# Evaluating $\int \frac {3\cos x}{(2\sin x-5\cos x)}\,dx$

$$\int \dfrac {3\cos x}{(2\sin x-5\cos x)}\,dx$$

I've been thinking and trying to work this out in quite a few ways:

1)Taking conjugate which actually complicates it further

2)Using half angle formula to convert the expression in terms of tan but I get 2 terms in the integration of which I'm unable to integrate 1 term because I can't seem to be able to make a suitable substitution.
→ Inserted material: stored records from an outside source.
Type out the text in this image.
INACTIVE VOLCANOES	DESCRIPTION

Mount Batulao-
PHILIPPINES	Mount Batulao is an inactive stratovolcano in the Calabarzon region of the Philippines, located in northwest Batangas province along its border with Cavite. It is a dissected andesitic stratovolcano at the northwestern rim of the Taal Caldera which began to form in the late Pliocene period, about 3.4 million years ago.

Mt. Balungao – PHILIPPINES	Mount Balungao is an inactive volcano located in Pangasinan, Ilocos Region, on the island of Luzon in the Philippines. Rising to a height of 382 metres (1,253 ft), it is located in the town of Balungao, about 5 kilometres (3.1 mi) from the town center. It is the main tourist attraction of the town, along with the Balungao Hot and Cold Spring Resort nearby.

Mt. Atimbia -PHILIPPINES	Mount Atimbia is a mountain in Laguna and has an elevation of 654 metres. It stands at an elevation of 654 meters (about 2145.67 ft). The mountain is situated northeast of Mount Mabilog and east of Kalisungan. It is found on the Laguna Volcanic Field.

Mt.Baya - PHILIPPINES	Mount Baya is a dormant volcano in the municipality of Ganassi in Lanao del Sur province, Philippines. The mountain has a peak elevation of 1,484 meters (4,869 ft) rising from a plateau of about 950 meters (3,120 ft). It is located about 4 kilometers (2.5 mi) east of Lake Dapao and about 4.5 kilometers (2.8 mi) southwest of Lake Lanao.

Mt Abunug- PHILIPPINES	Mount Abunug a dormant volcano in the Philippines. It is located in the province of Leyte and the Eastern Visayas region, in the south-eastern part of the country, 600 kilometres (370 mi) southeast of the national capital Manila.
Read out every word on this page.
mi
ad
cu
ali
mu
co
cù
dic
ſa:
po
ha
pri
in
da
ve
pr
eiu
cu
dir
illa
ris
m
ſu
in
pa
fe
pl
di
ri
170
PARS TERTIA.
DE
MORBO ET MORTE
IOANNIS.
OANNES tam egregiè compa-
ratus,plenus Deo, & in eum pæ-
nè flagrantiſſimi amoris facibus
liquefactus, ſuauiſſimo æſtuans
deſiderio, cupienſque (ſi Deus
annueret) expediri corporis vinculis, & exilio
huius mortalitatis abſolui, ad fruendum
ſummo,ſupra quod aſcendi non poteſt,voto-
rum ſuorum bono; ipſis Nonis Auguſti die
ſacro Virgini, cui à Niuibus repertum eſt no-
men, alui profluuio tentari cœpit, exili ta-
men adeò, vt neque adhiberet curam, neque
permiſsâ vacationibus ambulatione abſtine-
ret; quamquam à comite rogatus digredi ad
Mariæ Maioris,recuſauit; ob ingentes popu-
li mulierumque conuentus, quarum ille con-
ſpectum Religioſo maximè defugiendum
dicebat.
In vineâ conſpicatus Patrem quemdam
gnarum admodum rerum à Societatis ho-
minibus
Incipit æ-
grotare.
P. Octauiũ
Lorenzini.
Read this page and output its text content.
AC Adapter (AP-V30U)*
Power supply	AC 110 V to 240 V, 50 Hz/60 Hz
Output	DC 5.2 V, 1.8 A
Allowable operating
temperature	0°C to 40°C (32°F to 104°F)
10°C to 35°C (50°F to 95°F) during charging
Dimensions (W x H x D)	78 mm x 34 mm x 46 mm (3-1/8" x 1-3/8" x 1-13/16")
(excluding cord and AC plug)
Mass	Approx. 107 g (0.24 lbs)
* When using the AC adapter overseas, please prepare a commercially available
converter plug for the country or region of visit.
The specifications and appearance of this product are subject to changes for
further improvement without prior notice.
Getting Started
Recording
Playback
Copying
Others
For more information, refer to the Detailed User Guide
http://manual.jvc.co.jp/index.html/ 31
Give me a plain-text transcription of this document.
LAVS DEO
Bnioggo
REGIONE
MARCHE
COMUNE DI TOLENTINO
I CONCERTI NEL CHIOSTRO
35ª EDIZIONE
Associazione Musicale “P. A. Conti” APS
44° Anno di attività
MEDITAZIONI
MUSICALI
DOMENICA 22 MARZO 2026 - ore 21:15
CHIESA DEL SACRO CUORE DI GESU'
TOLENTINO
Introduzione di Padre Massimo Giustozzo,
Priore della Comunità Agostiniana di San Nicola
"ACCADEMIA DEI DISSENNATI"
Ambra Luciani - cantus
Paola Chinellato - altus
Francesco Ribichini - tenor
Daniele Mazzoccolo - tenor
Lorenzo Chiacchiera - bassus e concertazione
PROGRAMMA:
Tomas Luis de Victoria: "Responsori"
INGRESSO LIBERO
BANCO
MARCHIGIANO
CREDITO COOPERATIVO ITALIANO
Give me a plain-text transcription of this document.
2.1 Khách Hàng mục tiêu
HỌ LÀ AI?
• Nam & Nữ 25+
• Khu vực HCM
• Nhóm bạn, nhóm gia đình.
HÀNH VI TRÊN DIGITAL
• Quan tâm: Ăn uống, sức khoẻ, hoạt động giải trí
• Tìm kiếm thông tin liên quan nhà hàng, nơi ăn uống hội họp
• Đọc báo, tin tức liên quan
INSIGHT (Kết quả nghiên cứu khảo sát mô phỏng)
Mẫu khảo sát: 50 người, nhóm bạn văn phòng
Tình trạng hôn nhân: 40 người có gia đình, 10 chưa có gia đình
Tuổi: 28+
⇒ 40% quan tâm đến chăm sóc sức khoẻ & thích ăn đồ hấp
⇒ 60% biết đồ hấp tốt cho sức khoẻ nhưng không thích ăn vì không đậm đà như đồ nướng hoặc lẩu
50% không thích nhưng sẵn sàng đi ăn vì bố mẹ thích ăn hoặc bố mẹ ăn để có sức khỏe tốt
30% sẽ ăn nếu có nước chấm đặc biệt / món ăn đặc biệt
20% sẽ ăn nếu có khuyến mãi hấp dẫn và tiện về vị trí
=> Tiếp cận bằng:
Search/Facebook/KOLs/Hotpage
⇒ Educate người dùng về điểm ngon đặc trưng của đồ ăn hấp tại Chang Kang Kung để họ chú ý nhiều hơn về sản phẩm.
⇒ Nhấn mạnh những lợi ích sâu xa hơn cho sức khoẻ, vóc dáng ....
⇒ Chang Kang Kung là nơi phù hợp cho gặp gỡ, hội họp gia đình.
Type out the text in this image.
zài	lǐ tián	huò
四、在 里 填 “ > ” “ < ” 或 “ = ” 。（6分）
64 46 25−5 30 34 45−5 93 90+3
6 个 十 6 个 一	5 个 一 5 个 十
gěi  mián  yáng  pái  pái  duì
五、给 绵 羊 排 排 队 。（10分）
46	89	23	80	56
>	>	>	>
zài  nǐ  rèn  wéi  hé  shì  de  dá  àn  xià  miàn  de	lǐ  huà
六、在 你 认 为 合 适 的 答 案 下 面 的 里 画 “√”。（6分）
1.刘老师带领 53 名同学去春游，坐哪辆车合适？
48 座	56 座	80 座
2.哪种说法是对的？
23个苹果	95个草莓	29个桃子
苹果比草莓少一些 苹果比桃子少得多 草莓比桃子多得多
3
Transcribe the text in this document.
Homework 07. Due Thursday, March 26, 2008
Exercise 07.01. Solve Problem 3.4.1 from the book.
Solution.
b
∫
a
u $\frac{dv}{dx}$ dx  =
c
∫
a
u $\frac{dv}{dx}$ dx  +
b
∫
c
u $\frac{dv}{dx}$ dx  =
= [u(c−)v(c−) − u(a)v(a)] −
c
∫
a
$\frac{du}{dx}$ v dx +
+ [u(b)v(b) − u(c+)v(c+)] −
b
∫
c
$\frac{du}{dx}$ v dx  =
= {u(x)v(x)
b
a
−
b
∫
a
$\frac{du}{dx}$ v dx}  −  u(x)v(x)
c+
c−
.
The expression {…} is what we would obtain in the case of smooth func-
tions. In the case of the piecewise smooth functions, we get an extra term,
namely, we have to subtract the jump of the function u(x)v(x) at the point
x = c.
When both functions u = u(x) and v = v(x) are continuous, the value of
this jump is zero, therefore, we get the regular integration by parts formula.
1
3)Dividing throughout by $$\cos^2 x$$

Hint. A standard trick is to consider $$I=\int\frac{sin x}{\sin x-5\cos x}dx,\quad J=\int\frac{cos x}{\sin x-5\cos x}dx$$ then one may observe that $$I-5J=\int dx=\color{red}?,\qquad 5I+J=\int\frac{(\sin x-5\cos x)'}{\sin x-5\cos x}dx=\color{red}?$$Hope you can take it from here.

Use:

$$3 \cos x = \lambda (2\sin x - 5\cos x) + \mu(2\cos x + 5 \sin x)$$

Putting $$x = 0$$ and $$x = \pi/2$$ and solving the two equations we get:

$$\lambda = -\dfrac {15}{29}$$ and $$\mu = \dfrac 6{29}$$

So we have:

$$\int \frac {3\cos x}{(2\sin x-5\cos x)}\,dx \\ = \int \dfrac{\lambda(2\sin x - 5 \cos x)+ \mu(2\cos x + 5 \sin x)}{2\sin x - 5 \cos x} \\ = \int \lambda dx + \mu\int \dfrac{2\cos x+ 5\sin x}{2 \sin x - 5 \cos x}dx \\ =\lambda x + \mu \ln (2\sin x - 5\cos x) + c = -\dfrac{15}{29} x + \dfrac{6}{29} \ln (2\sin x - 5\cos x) + c$$

Hint:

By shifting the argument, you can turn the denominator to $$\sqrt{29}\cos x$$. Then the numerator becomes of the form $$a\cos x+b\sin x$$, and the fraction is easy to integrate.